Although efforts have been made to respond to current issues, regrettably, the organisations say much of the government’s response has fallen short of what Australia’s elderly in care have needed, with residents, families and aged care workers all suffering as a result.
“Sadly, the tragic human cost of this crisis continues to grow,” the open letter says.
“You called a Royal Commission into the aged care system to ‘assure community and industry that there are no systemic problems’ impacting quality and safety. The Royal Commission found that ‘the Australian aged care system is unacceptable and unsustainable’ due in large part to ‘fundamental systemic flaws’.
“Most notably, with regards to a workforce that is undervalued, understaffed and underpaid, and services that are not funded to deliver all the care that is needed to the standards that are desired. These fundamental issues, which were cracks in the aged care system, are now being turned into chasms by the pandemic.”
To protect older Australians and those who care for them, unions and providers are calling on the government to do the following:
- immediately lift staff wages as recommended by RC and publicly commit to fully funding the outcome of the FWC work value case process.
- In addition to planned ADF support, immediately address critical staff and skills shortages.
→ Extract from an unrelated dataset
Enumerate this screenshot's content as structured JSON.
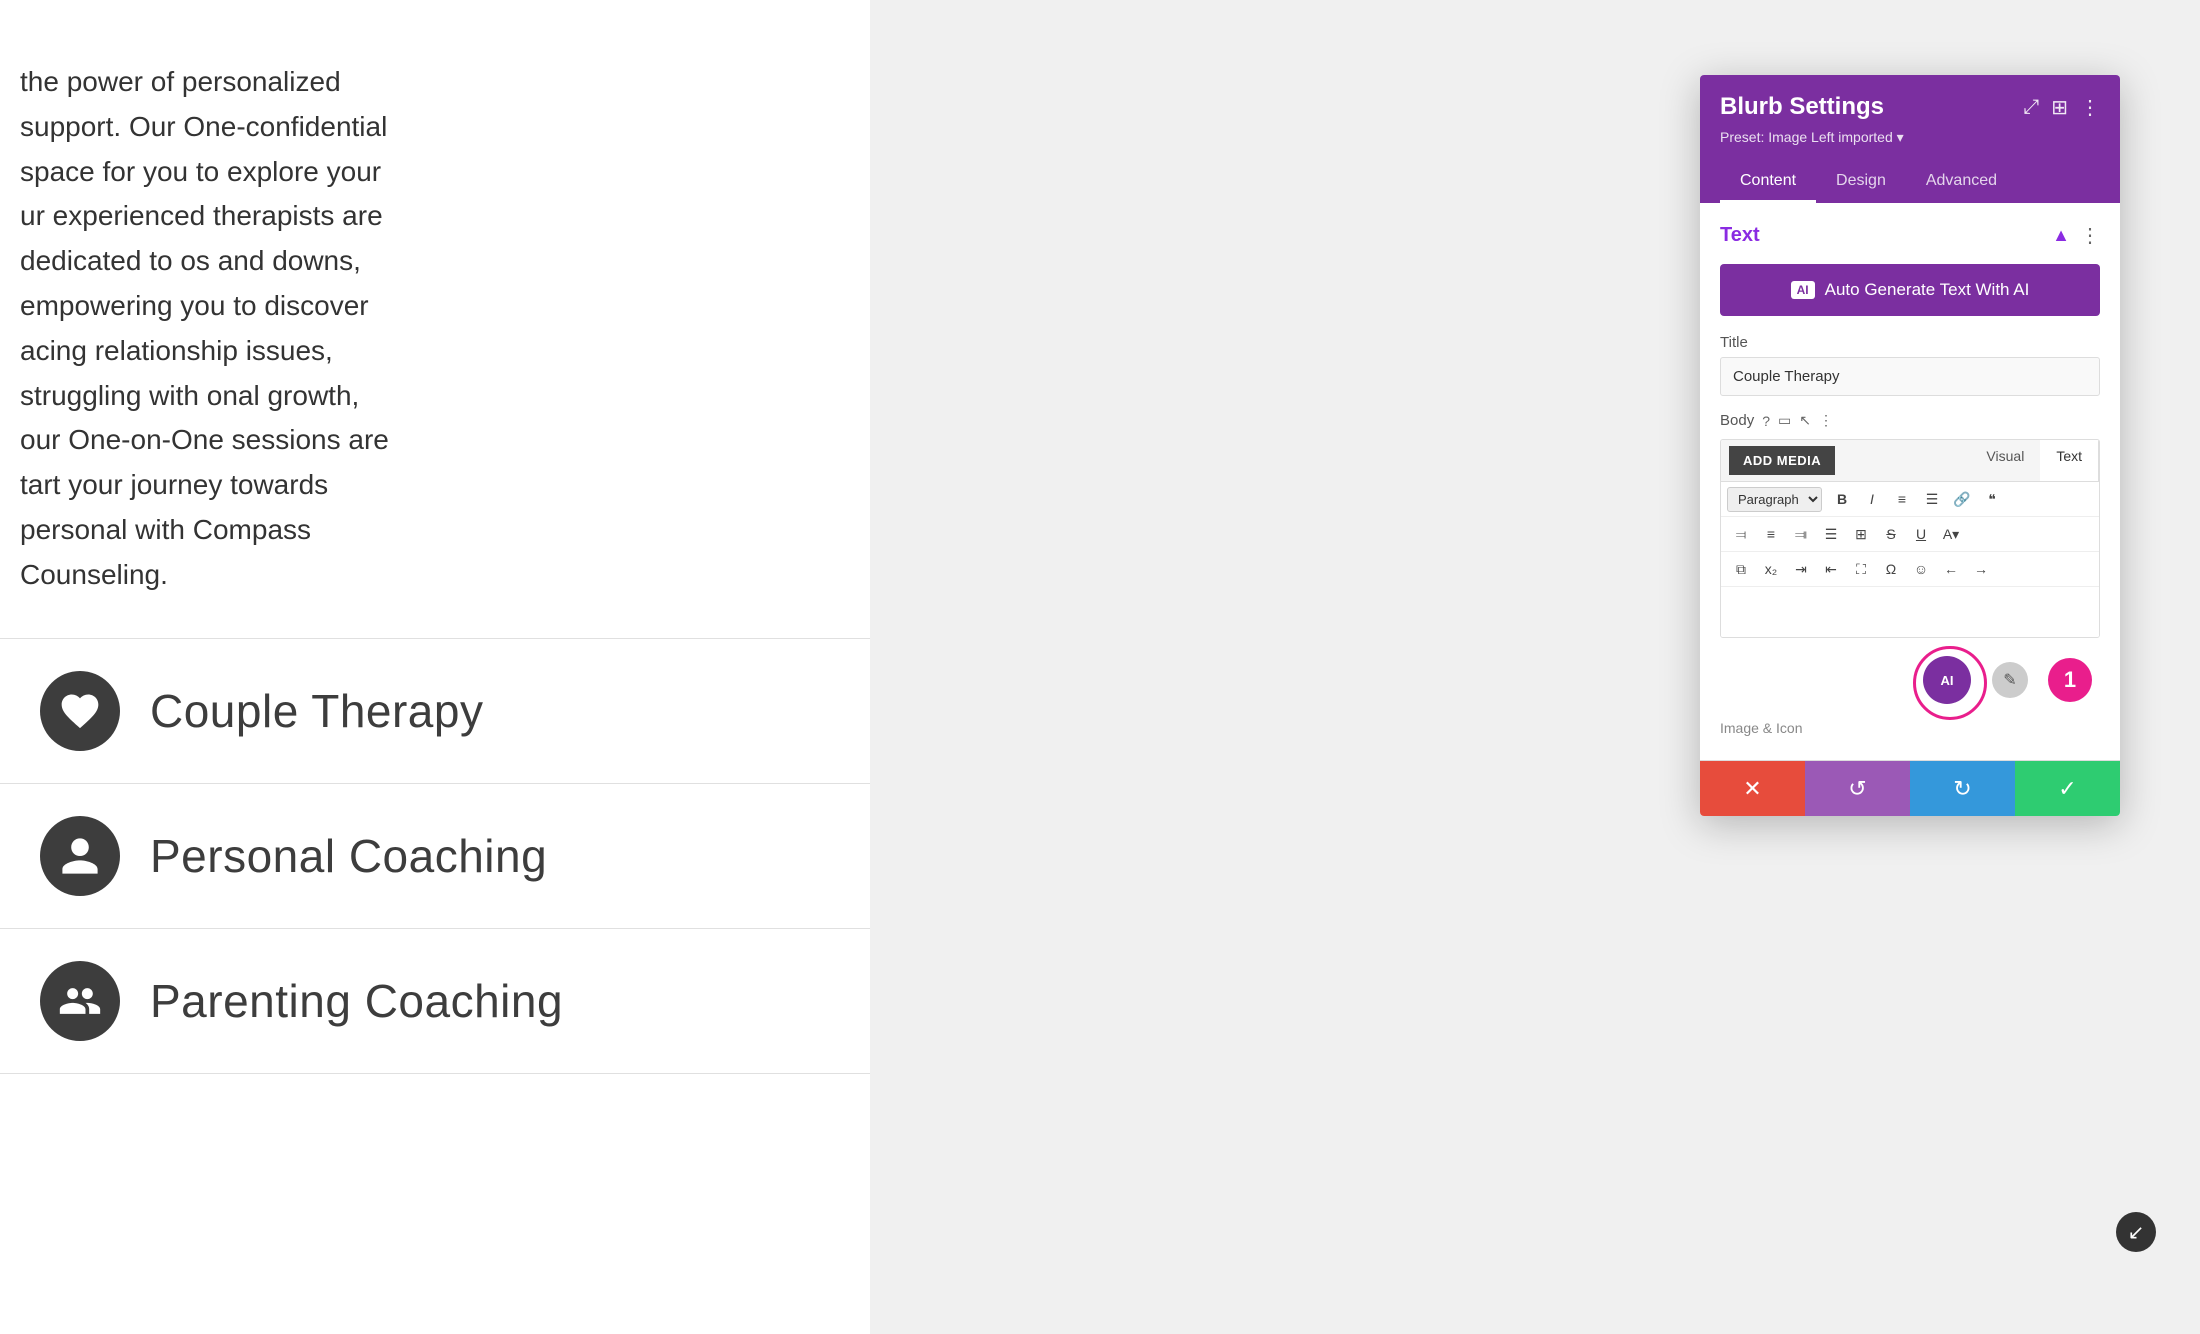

- Operating Costs: immediately increase subsidies paid to services to fund the increase in new operating costs incurred for improved infection prevention and protection measures.
- Resilience: establish the proposed National Aged Care Covid Coordination Centre (NAT-ACCC) in partnership with States/Territory governments and the sector to ensure that aged care services are effectively resourced, enabled and supported to deal with future waves.
“As the pandemic continues, ensuring the staff on the frontline in aged care are resourced and enabled to effectively care for and protect older Australians is in your hands,” the open letter concludes.
“As Prime Minister, we call on you to work with us to resolve this crisis.”